The grey sections deal with commercial protectors which we expect to be less frequently used by attackers. An excellent AV/AT scanner should nevertheless provide unpacking support for them. If one of the "grey" protectors becomes easily available we will move it from the grey to the red section.

With respect to the grey sections our performance ratings have the following meaning: ( - ) = decompression not supported, ( 0 ) = unclear or no reliable decompression support, ( + ) = decompression supported.

Currently, the grey section encompasses the following protectors: JD Protect, Obsidium, Peetles, PE Lock, SVK Protect, Thinstall, UltraProtect (the predecessor of AC Protect), Xtreme Protector.


-- TOTAL --

This number is included for verification purposes. In addition to scanning individual sections we also perform a scan of the entire malware archive. The total score, which results from the scan of the entire archive, must be equal to the sum of the detected malware samples contained in each individual section.

A very low total score will indicate at first glance that a scanner is unsuitable for detecting non-replicating malware.

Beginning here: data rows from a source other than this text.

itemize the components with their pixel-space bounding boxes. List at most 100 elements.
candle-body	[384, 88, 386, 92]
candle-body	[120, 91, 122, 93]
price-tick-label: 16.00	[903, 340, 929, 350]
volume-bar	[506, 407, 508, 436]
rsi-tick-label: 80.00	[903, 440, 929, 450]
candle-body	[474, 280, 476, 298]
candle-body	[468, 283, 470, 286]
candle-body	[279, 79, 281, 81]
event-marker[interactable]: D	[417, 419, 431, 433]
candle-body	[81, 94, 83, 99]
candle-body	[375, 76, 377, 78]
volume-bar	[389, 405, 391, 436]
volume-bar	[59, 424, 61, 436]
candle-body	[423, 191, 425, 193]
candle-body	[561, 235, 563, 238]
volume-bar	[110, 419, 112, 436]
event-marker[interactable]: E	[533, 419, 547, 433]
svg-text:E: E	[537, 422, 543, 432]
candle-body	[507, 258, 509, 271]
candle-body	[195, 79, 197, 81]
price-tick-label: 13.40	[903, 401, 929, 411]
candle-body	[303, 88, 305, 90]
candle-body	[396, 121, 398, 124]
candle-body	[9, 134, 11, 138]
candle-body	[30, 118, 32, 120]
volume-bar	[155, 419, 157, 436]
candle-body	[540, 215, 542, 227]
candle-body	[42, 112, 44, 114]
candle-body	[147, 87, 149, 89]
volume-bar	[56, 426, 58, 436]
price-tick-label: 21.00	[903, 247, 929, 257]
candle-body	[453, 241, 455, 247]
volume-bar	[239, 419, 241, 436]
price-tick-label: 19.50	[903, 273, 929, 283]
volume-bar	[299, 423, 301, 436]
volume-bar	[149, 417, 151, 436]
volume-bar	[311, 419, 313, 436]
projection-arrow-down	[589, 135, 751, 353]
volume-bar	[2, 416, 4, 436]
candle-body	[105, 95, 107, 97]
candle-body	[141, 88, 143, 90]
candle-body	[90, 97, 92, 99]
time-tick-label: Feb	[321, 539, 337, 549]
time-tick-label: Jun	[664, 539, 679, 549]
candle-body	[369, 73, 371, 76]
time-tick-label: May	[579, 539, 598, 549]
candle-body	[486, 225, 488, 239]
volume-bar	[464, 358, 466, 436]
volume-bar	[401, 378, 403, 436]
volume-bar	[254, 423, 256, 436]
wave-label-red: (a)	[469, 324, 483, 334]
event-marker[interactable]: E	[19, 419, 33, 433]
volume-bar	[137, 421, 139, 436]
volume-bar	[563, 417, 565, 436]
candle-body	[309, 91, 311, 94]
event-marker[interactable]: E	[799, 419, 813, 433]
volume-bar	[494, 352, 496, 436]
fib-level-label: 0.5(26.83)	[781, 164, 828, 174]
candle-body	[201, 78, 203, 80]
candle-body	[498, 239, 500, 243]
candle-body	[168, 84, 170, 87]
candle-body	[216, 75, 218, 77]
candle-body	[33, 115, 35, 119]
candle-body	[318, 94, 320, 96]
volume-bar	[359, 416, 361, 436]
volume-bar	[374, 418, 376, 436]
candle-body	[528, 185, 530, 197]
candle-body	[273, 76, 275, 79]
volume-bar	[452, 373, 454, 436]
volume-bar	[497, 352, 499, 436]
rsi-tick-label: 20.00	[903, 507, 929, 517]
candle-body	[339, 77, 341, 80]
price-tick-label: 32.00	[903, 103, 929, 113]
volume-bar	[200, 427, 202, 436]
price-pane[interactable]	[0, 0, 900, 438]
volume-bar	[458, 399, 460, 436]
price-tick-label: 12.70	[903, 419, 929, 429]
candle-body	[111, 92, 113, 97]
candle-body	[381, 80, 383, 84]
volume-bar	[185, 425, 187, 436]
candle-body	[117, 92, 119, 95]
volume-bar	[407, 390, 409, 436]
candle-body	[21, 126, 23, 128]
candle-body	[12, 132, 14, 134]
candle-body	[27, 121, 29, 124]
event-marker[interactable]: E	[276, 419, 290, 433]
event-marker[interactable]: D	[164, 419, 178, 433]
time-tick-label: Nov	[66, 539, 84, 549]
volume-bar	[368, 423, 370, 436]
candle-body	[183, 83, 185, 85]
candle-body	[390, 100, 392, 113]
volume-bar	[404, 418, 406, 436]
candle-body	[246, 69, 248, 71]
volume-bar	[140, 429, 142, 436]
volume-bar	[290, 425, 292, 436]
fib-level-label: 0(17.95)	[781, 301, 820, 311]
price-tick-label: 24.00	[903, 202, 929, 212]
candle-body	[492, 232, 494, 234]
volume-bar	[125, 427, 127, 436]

Please note, however, that a high total score does not necessarily indicate that a scanner performs well. For example, a scanner which uses insecure signatures taken from the resource section may archieve a high total score because our malware archive contains only a few samples whose resource section was modified. A scanner which uses a lot of special signatures for compressed/crypted trojans may also achieve a relatively high total score although it does not feature a sophisticated unpacking engine. Therefore, it is necessary to analyze the test results in detail.


5. Additional Tests


Last but not least, we performed additional tests with special test archives (containing different malware samples) if we deemed such tests necessary to analyze the special characteristics of a scanner or to get to the root of a problem. For instance, we performed tests with outdated signatures if we had the feeling that a scanner uses special signatures for compressed/crypted malware samples or if we wanted to examine the performance of a scanner's heuristic engine. The exact procedure of any additional tests will be described in the individual test reports.


6. Disclosure Policy

This site is a security site and not a hacker site. Therefore, we generally do not disclose any information which has not already been discussed in the VX/trojan scene. If we disclose information which may be new to members of the VX/trojan scene we do not provide any details. (The details can be made available to AV/AT software producers upon request.)


7. Submission Policy

We do not submit compressed, crypted, patched or otherwise modified malware samples to AV/AT software producers anymore. This is because we made the experience that most software producers do not use the samples to add decompression support, OEP filters etc. They simply add special signatures for our zoo samples which ameliorate the test results but do not increase security. We still submit tools (compressors, crypters, OEP tools etc.) and non-modified malware samples to AV/AT software upon request.